Homelab migration to Proxmox

trmg · Aug 25, 2021

Hello,

I am new to Proxmox and am looking to migrate my home lab over. I'm currently running a 3-node hodgepodged together libvirt/KVM/gluster stack. I'd like to move this to Proxmox using Ceph. However, I'd need to juggle this around existing hardware. Here's what I'm thinking of doing:

1) Break the existing cluster and install Proxmox on one box.
2) Migrate/rebuild all VMs over to the Proxmox host.
3) Install Proxmox on remaining nodes
4) Join them all together as one happy Proxmox cluster with Ceph backed storage.

Is this possible? I guess the main question is: can I start a Ceph storage pool on a single box and then grow it to the remaining two later?

Also, if this is documented/detailed somewhere that I have not found, I apologize in advance!

Thanks!

aaron · Aug 25, 2021

Your plan is pretty much okay.

A few things though:
If you join a node to a cluster, it needs to be empty -> create the cluster on the first node to which you will migrate the VMs to initially and then join the others.

While it is technically possible to run Ceph on a single node, it is not as simple because you need to change quite a few things to make that work as it goes against the normal use case of Ceph. I would recommend to use another (temporary) storege for the migration on which you can place the VMs first and once you have set up the Ceph cluster, you can move the VM disks to the Ceph storage.

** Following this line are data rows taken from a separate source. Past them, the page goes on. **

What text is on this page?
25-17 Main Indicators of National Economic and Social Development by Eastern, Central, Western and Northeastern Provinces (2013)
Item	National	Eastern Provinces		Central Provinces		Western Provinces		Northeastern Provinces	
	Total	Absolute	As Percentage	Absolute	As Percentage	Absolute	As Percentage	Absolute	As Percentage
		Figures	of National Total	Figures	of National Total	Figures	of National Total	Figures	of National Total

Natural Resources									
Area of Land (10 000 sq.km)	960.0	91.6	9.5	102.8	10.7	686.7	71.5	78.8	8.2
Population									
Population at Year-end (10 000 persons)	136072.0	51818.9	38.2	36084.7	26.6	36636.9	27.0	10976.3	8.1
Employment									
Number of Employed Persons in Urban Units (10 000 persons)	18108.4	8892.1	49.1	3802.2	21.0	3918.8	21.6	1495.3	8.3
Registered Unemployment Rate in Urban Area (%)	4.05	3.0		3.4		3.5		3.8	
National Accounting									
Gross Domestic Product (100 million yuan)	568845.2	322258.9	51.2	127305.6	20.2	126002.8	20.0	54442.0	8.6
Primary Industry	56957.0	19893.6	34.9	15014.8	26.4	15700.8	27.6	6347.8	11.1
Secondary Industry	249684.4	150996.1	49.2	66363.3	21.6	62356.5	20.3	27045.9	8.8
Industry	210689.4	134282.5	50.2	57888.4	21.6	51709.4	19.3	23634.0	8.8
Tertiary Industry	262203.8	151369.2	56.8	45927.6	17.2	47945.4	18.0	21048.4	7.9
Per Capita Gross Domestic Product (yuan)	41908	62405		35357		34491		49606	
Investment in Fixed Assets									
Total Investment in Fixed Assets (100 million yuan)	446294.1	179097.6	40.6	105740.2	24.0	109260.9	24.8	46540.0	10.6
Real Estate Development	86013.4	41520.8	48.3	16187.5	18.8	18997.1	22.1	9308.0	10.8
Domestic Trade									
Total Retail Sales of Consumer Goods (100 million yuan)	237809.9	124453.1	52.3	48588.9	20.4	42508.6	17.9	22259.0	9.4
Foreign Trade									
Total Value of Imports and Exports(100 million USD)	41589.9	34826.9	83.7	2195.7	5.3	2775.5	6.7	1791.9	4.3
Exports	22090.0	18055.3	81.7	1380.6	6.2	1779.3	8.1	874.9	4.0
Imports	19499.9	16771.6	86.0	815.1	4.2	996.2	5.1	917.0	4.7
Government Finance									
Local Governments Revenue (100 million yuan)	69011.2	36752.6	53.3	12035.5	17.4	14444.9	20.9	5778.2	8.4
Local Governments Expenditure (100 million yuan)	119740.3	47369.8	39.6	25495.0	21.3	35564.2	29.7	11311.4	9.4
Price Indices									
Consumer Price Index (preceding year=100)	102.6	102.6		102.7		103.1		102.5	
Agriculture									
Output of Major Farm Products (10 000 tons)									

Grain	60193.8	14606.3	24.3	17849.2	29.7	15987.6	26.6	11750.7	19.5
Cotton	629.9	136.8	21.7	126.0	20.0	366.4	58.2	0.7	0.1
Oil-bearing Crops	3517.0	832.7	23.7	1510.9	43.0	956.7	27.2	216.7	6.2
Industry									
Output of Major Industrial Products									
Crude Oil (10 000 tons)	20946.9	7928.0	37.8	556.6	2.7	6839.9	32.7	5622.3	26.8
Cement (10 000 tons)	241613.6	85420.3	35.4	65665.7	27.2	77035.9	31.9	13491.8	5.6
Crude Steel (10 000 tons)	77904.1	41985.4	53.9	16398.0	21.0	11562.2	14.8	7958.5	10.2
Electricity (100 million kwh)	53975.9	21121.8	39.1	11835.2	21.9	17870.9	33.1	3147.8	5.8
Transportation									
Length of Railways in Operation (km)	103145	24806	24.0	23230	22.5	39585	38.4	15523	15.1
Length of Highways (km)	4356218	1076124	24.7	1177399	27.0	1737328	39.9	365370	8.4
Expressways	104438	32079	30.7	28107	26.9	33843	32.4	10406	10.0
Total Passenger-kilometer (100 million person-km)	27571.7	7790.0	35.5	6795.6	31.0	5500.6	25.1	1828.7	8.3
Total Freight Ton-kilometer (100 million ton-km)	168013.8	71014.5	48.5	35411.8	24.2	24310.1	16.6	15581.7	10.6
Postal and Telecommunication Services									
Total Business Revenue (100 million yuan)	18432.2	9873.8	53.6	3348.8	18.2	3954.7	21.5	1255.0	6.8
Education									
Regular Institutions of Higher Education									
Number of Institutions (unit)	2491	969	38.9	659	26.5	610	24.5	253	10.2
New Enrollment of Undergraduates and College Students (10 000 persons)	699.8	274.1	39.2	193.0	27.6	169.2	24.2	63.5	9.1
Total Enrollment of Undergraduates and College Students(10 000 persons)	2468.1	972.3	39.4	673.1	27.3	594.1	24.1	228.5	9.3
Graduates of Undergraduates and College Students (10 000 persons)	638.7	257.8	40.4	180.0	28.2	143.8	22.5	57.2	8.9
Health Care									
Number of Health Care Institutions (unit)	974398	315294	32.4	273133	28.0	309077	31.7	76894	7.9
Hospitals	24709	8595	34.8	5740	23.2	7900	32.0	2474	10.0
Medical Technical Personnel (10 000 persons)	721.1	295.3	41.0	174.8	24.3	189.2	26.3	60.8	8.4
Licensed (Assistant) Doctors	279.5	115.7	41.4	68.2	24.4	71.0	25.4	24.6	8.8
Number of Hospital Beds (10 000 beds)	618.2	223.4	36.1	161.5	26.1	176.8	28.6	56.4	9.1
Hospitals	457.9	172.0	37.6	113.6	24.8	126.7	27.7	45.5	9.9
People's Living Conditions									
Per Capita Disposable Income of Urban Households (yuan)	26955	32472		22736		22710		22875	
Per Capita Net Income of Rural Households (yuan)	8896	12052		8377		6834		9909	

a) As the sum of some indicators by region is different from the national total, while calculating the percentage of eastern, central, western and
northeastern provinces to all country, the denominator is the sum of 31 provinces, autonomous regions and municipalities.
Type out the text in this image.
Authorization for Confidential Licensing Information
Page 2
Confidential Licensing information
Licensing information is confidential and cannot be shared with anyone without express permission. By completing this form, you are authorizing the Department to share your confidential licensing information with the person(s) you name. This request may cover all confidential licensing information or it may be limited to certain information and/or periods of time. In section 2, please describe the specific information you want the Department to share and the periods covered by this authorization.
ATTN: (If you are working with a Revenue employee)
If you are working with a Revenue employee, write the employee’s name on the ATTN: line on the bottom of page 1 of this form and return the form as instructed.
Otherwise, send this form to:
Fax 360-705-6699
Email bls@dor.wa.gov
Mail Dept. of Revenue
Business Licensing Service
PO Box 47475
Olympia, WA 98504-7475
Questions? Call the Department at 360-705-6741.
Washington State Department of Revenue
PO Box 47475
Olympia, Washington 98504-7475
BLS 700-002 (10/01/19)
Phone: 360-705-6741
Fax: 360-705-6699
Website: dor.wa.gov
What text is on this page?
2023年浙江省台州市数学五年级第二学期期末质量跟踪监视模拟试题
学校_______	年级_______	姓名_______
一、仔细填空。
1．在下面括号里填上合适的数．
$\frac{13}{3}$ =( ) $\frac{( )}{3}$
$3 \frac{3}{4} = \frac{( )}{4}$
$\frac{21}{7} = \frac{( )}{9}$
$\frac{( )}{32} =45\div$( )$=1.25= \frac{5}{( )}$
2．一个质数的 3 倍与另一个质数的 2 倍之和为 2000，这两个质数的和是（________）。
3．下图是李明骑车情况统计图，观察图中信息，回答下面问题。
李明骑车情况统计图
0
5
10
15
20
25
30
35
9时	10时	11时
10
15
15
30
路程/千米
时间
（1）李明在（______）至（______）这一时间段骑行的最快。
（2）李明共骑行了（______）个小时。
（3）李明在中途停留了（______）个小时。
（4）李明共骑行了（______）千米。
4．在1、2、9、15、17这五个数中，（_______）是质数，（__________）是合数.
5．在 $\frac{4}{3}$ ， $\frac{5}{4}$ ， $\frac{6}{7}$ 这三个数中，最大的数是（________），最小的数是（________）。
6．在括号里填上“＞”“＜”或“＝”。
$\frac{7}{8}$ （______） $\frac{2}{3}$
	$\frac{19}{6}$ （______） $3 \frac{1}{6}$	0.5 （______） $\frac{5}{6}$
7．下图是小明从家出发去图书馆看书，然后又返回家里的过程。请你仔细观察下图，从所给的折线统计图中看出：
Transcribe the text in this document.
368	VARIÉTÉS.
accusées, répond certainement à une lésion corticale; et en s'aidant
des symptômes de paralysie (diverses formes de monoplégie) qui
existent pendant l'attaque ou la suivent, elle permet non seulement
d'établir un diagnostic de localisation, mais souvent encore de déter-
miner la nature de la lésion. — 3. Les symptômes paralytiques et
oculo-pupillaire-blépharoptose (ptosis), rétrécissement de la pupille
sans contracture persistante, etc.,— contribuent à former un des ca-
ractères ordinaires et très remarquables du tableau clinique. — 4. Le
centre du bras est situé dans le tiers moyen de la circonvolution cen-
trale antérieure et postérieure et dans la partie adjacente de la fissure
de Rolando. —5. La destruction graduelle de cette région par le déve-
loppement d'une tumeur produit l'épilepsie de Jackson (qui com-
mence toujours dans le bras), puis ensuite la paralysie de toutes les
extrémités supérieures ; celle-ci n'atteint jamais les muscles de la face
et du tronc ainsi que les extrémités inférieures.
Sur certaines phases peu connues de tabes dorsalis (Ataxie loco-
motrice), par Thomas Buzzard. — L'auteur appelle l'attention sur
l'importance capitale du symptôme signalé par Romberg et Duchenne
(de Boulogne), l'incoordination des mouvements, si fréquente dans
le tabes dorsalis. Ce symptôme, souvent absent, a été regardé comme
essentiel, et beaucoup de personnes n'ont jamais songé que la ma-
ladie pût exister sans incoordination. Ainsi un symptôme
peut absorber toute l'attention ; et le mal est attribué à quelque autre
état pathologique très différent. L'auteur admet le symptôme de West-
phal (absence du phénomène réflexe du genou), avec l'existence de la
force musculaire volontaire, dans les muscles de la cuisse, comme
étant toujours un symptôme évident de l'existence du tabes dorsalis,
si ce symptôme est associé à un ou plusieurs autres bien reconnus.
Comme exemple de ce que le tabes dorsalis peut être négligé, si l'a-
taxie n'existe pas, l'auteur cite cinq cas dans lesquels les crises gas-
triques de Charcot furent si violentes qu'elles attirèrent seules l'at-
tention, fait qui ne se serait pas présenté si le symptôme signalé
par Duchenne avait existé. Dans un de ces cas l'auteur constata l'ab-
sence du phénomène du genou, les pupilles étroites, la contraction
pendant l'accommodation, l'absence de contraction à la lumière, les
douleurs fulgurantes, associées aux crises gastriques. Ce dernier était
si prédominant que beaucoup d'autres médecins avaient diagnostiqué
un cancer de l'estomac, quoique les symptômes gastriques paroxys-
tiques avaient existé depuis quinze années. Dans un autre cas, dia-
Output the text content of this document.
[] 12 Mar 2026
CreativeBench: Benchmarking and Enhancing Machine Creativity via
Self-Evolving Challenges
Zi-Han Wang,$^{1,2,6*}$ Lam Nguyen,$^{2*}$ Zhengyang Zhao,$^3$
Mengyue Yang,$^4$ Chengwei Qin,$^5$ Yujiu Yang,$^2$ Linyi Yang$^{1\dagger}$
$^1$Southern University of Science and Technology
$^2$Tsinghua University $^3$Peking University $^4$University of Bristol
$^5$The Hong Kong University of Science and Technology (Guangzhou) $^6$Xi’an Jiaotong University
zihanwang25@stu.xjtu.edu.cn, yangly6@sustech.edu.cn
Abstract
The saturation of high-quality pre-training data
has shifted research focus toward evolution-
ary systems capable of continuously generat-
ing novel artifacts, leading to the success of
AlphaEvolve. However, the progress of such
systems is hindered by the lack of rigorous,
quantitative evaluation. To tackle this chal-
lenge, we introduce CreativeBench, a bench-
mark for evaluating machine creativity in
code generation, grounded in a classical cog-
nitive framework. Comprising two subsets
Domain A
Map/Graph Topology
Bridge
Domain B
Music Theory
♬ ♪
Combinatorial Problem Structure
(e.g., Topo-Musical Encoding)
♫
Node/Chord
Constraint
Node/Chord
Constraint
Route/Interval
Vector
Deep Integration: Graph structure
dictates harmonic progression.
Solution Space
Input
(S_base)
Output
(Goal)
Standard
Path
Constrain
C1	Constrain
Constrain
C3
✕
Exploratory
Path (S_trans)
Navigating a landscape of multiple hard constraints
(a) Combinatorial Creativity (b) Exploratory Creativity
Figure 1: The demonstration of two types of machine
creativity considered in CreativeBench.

And as always with things like that, make sure to have backups of you VM disks around (and the basic configs) should anything go wrong

trmg · Aug 25, 2021

Gotchya. The temporary storage was something I was hoping to avoid, however I understand why it's recommended. So, this got me thinking and I *think* I have a plan.

Since with Ceph I'd be presenting it the disks raw, assuming the hardware will support this...

I can take two of the drives of the first node and put them in a traditional RAID 1, and have the controller act as a HBA for the remaining drives. Get Proxmox set up and use the RAID 1 array as temporary VM storage. Once everything is migrated over, get Proxmox installed on the remaining two nodes and get everything cluster-fied. Get the remaining drives on the first node plus the drives of the 2nd and 3rd node Ceph-ified. Move the virtual disks over to the Ceph pool. Once all virtual disks have been moved and everything seem to be working as expected, tear down the RAID 1 on the first node and then add those two disks to the Ceph pool.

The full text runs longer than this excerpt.